そのヒントを繋ぎ合わせると、1つの単語が導かれる。その単語は“プレアデス”』
その言葉に呼応して、言葉を発していた機体の頭部が撃ち抜かれた。その背後に、橙の機体が銃口を向けて震えていた。
「ケライノ」
「マイア姉さま、て、てったい」
橙の機体は、言葉を言いきる前にマイアの背後にいた者に頭部を撃ち抜かれ、力尽きた。
『愚かだ。推測の領域を、核心に変える言葉を残すとは』
「オマエ。いや、オマエたちは何者だ!何故、仲間が討たれて平然――と」
彼女が言葉に詰まったのは、撃たれた筈の機体が、何もなかったように起き上がったからだった。
「核を撃ち抜かれた筈なのに」
『さっきも言ったが、それは別の存在』
「別?」
『いや、今は知らなくていい。今は――ね』
◆
2009年2月23日。
彼女の脅威は一時的とはいえ去ったと言えるだろう。だが、実際はここからなのだろう。なんせ、相手は神。今回のように上手くいくとは限らない。

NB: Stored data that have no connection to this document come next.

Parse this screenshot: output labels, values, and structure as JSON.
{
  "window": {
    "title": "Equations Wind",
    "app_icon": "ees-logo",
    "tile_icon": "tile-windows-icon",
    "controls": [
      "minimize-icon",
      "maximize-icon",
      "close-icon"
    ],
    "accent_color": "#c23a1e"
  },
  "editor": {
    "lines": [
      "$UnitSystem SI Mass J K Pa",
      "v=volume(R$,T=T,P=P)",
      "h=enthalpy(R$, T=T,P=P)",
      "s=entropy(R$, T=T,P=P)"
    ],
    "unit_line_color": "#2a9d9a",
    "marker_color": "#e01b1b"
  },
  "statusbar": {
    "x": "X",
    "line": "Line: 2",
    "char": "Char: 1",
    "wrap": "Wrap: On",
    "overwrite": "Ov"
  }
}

ただ、今回活躍した3機については、時代の一つ二つ先の大発明として、自分自身を讃えたい。が、それも彼女の素体があったからである。
それにしても、ルミナ システム、別名「世界無線システム」は、かつてニコラ・テラスが実現しようとしていた代物。まさか元々あったモノだったとは――。
違いは原動力が電気ではなく、光。この仕組みを解明するには一体どれ程の時間がかかるか。
『システムオールグリーン。視覚、聴覚、触覚、味覚、嗅覚。全ての反応も問題なし』
いや、それこそ今考えるべき事ではないか。
「見た目も――問題なし」
そこには、女性の姿を模倣した1体のロボットが寝台の上に横たわっている。
「マイアさんに感謝だ」
『ルミナ システムとの接続確認』
あの夢との整合性が、彼女のおかげで分かった。あの9名の男女が神を名乗る者であり、あの涙した女性がメイだった。そして、自分が見た視界の人物。それが――。
「今回は、鉄屑じゃないようだな?」
彼女は相変わらず、捻くれた言葉を言いつつも、笑みを浮かべ、自身の体の動作を確認する。
「気に入った?」
彼女は何も言わず、ただこちらに不敵な笑みを浮かべた。
後に彼女は「深紅の彗星」と呼ばれる。これはその軌跡の物語。